I think that this is interesting.
This technique has been around a while in the gas engine racing world. Combustion chambers, pistons as well as intake and exhaust ports. There is a lot of argument of whether it works or not.
Chevy V8 combustion chamber…
It’s interesting and almost makes me say “can it be that simple?”
The dimples may be a simple solution…but coming to that solution was extremely complicated. Probably needed a high-end computer to do the calculations.
I just want to know who got messed up enough that they said hey Bubba watch this, I’m going to take my new custom racing pistons and just for the heck of it drill a bunch of dimples in them and see what happens… They were probably sitting around bench racing and playing with a golf ball and thought hummmmm… lol
I’m thinking that might be just how it happened. This reminds me of how they’re duplicating the bumps on the leading edge of whale fins on wind turbines.

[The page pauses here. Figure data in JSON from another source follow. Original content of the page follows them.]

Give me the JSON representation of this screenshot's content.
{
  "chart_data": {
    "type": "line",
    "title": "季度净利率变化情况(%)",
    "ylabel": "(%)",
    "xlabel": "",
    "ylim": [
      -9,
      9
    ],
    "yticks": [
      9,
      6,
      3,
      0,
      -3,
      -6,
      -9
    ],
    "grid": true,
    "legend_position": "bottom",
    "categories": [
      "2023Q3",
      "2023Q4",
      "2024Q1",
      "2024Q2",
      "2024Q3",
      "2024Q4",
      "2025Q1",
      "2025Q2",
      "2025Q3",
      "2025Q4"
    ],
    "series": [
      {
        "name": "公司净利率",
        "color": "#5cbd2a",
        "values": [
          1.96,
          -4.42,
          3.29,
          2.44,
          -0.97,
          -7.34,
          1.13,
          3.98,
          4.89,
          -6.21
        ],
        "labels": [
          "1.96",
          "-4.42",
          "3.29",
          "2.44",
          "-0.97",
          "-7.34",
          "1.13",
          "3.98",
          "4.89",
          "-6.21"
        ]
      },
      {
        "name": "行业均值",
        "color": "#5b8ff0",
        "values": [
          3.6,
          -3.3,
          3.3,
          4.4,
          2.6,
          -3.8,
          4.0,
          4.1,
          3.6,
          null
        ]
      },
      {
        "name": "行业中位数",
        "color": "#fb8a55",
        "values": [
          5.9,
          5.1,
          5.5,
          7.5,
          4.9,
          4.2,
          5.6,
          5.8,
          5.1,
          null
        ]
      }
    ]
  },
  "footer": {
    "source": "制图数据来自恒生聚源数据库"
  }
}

The people who tried this were not Bubbas, they were engine builders that sell $100,000 race engines built to very restrictive rules searching for that tiny advantage.
I tried this myself on a set of pistons that went into my race engine. I was not allowed to touch the head but pistons were free. I used my best engineering judgement since I did not have access to CFD computer models. If it did anything, it was minimal.
Lucky mistakes happen. Anodizing aluminum was discovered by accident. The inventor was trying to electroplate on aluminum. It wasn’t working and he turned up the current. Metal plating didn’t occur but a tight oxide formed on the base aluminum piece. This made highly reactive aluminum much more inert. Eureka!
The answer my friend is blowing in the wind…
I guess my point is they didn’t need computers to do this. And I imagine someone making the connection to how golf balls work had something to do with it.
The diesel design, on the other hand, probably did have computers involved.